- Directed by: Harry Winer
- Written by: Paula Labrot; Harry Winer;
- Produced by: Stephen Houston Smith
- Starring: Ivan Marx; Peggy Marx;
- Narrated by: Ivan Marx
- Cinematography: Ivan Marx; Peggy Marx;
- Edited by: Paula Labrot
- Music by: Don Peake
- Production company: Palladium Productions
- Distributed by: Filmcentralen Palladium
- Release date: January 1, 1976 (USA);
- Running time: 76 minutes; 92 minutes (American DVD);
- Country: United States
- Language: English

= The Legend of Bigfoot =

1976 American film by Harry Winer

The Legend of Bigfoot is a 1976 American pseudo-documentary film that explores the myth and alleged sightings of Bigfoot, a cryptid said to inhabit the forests of North America. Directed by Harry Winer and co-written by Winer and Paula Labrot, the film presents a mixture of staged footage and purported real encounters, narrated by Ivan Marx, who also appears on screen alongside his wife, Peggy Marx.

==Plot==
Animal tracker Ivan Marx opens by mentioning the film is the culmination of 10 years of research. He says that the Eskimos called the creature "bushman," the Colville Indians "Sasquatch," and the Hoopa "Om-mah," but is most commonly known as Bigfoot.

Marx's brother-in-law takes him to the land of petrified wood, showing him rock carvings of creatures with big hands and feet. The carvings tell the story of the creature stealing children, causing a village to be abandoned.
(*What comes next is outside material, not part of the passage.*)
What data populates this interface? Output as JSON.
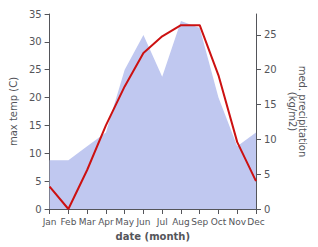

Marx finds large tracks in the snow and later a dead bear with similar tracks nearby. He finds strange hair between the bear's teeth and sets out to track the creature. He finds tracks in the mud beside a river and something moving nearby. He intends to inform others but rain washes the tracks away.

Marx investigates tracks in several states only to find they're not bigfoot tracks. He visits the Oh-mah bigfoot redwood statue in northern California and the Oregon coast, continuing to search.

Marx takes a job in Washington state to film a Cinnamon bear. While there, he films Bigfoot walking through a field. He mentions that his footage of Bigfoot has been questioned by science and used by others on lecture circuits to make money.

Marx shows footage of an injured squirrel, goats eating dirt, and glaciers melting. He mentions the Trans-Alaska Pipeline and visits Yukon Frida, who paints pictures of Bigfoot.

Marx travels above the Arctic Circle, showing footage of the Northern lights while relating Bigfoot tales. He visits an Eskimo who promises he'll see Bigfoot. Later in the evening, he films what he describes "the shining eyes" of the creature, but when dawn comes, he says Bigfoot disappeared behind a rainbow.

Marx shows footage of salmon spawning, geese migrating, caribou, and Alaska moose defending their territory. He searches from a plane and films a young Bigfoot near a river. He lands, but Bigfoot runs away.

He films hunters with their kills and beavers gathering wood for their dams. He then shows footage of Bigfoot at another river and a second Bigfoot close by, mentioning a related strong musky odor. Bigfoot is shown eating grass and Marx mentions he must be a vegetarian.

Marx ends the film by saying he has determined Bigfoot's migratory and eating habits and that he'll continue his search to document more of Bigfoot's behaviors.

== Cast ==
- Ivan Marx as himself
- Peggy Marx as herself

== Themes ==
It has been claimed that Ivan Marx was the first to find handprints of Bigfoot. Much of the film is wildlife and nature footage.

== Production ==
The film was created by Ivan Marx, the majority of which he filmed himself. Marx did the narration for the film himself and also served as the executive producer.

== Release ==
The Legend of Bigfoot was released to theaters in 1976. Ivan Marx made two follow-up documentaries: In the Shadow of Bigfoot and Bigfoot: Alive and Well in '82.

=== Home media ===
The Legend of Bigfoot was released to the home video market on VHS tape by World Premiere Home Video in 1985. In 2009, the film was released on DVD, along with Snowbeast, by Alpha Video.

==Reception==

Like Marx himself, his film polarized critics, audiences and Bigfoot hunters alike. Praise focused largely on the nature footage and the new information about cryptozoology, but criticism largely focused on Marx's rambling voice-overs (seen by some as self-promotion) and the poor-quality Bigfoot footage, that most have accepted as a hoax. However, to this day, there are many supporters of Marx, who consider him a true explorer and pioneer in the field of cryptozoology.

== Soundtrack ==
Don Peake composed the music for the film.